I have been thinking about the application of a time-dependent harmonic oscillator. The problem finding time-dependent harmonic oscillator itself is long-standing and fascinating one in many fields, e.g., quantum optics. In the context of that, an interesting approach done by Lewis and Riesenfeld is famous as the LR invariant method.

The point is introducing a dynamically invariant operator “I” which satisfies dI/dt = 0 for a given, time-dependent Hamiltonian. Using this method, we can obtain a lot of exact solutions for time-dependent harmonic oscillator systems.

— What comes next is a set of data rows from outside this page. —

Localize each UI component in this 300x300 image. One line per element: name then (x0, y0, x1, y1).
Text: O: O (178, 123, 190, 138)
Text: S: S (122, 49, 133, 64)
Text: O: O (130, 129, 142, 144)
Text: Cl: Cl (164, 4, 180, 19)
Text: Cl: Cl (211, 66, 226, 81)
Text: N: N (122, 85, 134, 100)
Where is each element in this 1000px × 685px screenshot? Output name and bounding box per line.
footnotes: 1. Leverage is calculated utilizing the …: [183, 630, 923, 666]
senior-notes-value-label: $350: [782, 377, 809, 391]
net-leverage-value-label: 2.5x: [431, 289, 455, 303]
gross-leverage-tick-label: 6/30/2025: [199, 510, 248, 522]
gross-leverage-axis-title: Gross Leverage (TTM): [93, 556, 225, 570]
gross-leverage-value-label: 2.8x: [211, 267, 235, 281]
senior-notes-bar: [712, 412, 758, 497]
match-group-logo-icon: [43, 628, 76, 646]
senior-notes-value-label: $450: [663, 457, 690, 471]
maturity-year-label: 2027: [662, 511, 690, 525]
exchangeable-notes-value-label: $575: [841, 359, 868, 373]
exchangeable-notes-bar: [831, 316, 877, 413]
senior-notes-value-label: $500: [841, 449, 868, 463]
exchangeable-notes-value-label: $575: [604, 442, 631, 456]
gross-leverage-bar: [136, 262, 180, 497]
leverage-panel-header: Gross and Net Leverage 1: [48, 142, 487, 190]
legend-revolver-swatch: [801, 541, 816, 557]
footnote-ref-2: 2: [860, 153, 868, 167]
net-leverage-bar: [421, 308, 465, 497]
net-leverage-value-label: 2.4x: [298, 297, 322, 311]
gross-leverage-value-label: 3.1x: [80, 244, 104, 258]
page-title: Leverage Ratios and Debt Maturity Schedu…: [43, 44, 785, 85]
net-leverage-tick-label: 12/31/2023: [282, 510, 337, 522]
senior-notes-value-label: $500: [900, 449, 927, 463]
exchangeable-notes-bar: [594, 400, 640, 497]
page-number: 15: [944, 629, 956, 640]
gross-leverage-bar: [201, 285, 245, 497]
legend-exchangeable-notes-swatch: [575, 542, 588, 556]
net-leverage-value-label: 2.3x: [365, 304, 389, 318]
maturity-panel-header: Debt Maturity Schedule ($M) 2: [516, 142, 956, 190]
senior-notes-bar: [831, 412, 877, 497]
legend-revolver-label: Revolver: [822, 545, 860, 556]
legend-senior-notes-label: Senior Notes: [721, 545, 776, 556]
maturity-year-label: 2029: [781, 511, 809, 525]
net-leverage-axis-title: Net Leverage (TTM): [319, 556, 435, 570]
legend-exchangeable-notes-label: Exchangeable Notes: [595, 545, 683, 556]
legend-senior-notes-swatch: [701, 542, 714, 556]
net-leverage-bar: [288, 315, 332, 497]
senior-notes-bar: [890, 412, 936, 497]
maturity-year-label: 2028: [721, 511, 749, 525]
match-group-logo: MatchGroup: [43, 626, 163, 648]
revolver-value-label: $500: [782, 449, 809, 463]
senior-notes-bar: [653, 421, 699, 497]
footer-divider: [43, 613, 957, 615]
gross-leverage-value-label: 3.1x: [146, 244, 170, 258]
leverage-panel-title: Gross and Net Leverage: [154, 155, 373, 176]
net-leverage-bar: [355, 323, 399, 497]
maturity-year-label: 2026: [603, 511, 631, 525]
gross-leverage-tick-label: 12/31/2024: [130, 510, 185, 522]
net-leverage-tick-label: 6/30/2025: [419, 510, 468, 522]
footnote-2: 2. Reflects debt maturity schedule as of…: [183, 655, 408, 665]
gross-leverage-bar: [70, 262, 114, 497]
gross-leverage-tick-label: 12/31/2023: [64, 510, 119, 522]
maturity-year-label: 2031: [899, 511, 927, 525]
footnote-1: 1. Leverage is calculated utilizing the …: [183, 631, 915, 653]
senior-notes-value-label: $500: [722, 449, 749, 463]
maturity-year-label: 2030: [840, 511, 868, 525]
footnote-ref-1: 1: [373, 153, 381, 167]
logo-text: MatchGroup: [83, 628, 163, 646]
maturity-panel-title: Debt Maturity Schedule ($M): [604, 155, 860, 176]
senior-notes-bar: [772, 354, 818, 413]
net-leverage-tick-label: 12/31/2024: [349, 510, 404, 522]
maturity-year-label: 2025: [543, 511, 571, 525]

What I am trying now is to apply these solutions to noncommutative solitons that are generated from the projection operators in the famous, ordinary (time-independent) harmonic oscillator system in quantum mechanics. It would be very easy to imagine that we can construct time-dependent noncommutative solitons from the time-dependent projection operators. It is straightforward to realize that, but the physical interpretation of that is crucial. That is to say, we need the physical interpretation for using a different Hamiltonian from the ordinary one.

In the construction of noncommutative solitons, all we use is assignment of the space coordinates (x, y) and the coordinates (x, p) in phase space in quantum mechanics. In that sense, we can use any Hamiltonian as long as the canonical commutation relation [x, y]= i. I want to understand this issue more fundamentally.